Se puso a examinarlo y en aquel calor agobiante, que hacía temblar el aire, tuvo lugar una curiosa alquimia: el rostro de Orville le pareció la cara de la suegra de alguien. Contuvo el aliento y por su mente empezaron a cruzar imágenes… se veía representando el papel de esposa de Vaiuri en Las Sirenas, de Ms. Pence en Denver… y la dominó una sensación de inseguridad.

—Orville —le dijo mientras lo sacaba de la sombra y lo conducía hacia la puerta. Antes de darte una respuesta… será mejor que entremos a sentarnos… prepararé el té y hablaremos… sí, es mejor que hablemos un poco, tú y yo.

Por lo general, cuando trabajaba con sus tres bandejas revelando negativos, fijándolos y lavándolos, Sam Karpowicz se hallaba tan absorto por su trabajo, que se olvidaba del mundo exterior. Para él la cámara oscura, ya fuese una tosca choza de las islas Fidji o México, o la que tenía detrás de su casa en Alburquerque, o la que ocupaba en aquellos momentos en Las Tres Sirenas, eran todas otras tantas cápsulas aisladas donde el tiempo se había detenido.
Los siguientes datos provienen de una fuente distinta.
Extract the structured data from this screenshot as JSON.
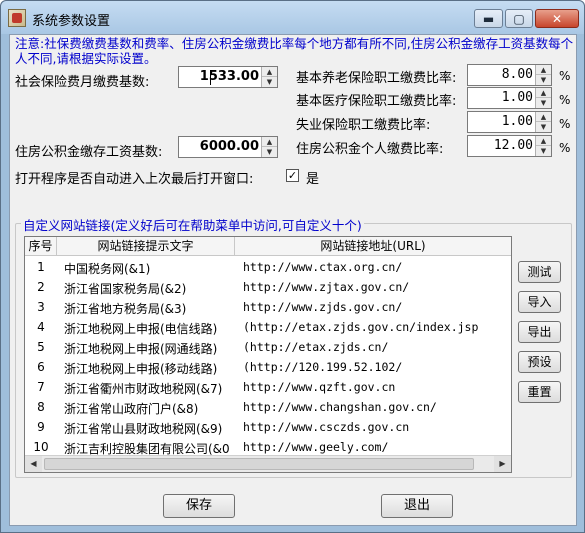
{
  "window": {
    "title": "系统参数设置",
    "controls": {
      "minimize": "▬",
      "maximize": "▢",
      "close": "✕"
    }
  },
  "notice": "注意:社保费缴费基数和费率、住房公积金缴费比率每个地方都有所不同,住房公积金缴存工资基数每个人不同,请根据实际设置。",
  "social_base": {
    "label": "社会保险费月缴费基数:",
    "value": "1533.00"
  },
  "housing_base": {
    "label": "住房公积金缴存工资基数:",
    "value": "6000.00"
  },
  "rates": [
    {
      "label": "基本养老保险职工缴费比率:",
      "value": "8.00",
      "unit": "%"
    },
    {
      "label": "基本医疗保险职工缴费比率:",
      "value": "1.00",
      "unit": "%"
    },
    {
      "label": "失业保险职工缴费比率:",
      "value": "1.00",
      "unit": "%"
    },
    {
      "label": "住房公积金个人缴费比率:",
      "value": "12.00",
      "unit": "%"
    }
  ],
  "auto_open": {
    "label": "打开程序是否自动进入上次最后打开窗口:",
    "checked": true,
    "check_mark": "✓",
    "option_label": "是"
  },
  "links_group": {
    "title": "自定义网站链接(定义好后可在帮助菜单中访问,可自定义十个)",
    "columns": [
      "序号",
      "网站链接提示文字",
      "网站链接地址(URL)"
    ],
    "rows": [
      {
        "num": "1",
        "name": "中国税务网(&1)",
        "url": "http://www.ctax.org.cn/"
      },
      {
        "num": "2",
        "name": "浙江省国家税务局(&2)",
        "url": "http://www.zjtax.gov.cn/"
      },
      {
        "num": "3",
        "name": "浙江省地方税务局(&3)",
        "url": "http://www.zjds.gov.cn/"
      },
      {
        "num": "4",
        "name": "浙江地税网上申报(电信线路)",
        "url": "(http://etax.zjds.gov.cn/index.jsp"
      },
      {
        "num": "5",
        "name": "浙江地税网上申报(网通线路)",
        "url": "(http://etax.zjds.cn/"
      },
      {
        "num": "6",
        "name": "浙江地税网上申报(移动线路)",
        "url": "(http://120.199.52.102/"
      },
      {
        "num": "7",
        "name": "浙江省衢州市财政地税网(&7)",
        "url": "http://www.qzft.gov.cn"
      },
      {
        "num": "8",
        "name": "浙江省常山政府门户(&8)",
        "url": "http://www.changshan.gov.cn/"
      },
      {
        "num": "9",
        "name": "浙江省常山县财政地税网(&9)",
        "url": "http://www.csczds.gov.cn"
      },
      {
        "num": "10",
        "name": "浙江吉利控股集团有限公司(&0",
        "url": "http://www.geely.com/"
      }
    ]
  },
  "side_buttons": [
    "测试",
    "导入",
    "导出",
    "预设",
    "重置"
  ],
  "footer": {
    "save": "保存",
    "exit": "退出"
  }
}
En sus cámaras oscuras, absorto en las imágenes que había arrancado al mundo de Dios, donde todo era fluido y en continuo devenir, para fijarla sobre el papel en su propio mundo, donde todo era inmóvil e inmortal, Sam huía de las amenidades y apremios de la vida. En sus cámaras oscuras no había citas, reuniones sociales, competencias, ni había que arreglarse y acicalarse para asistir a cenas y banquetes.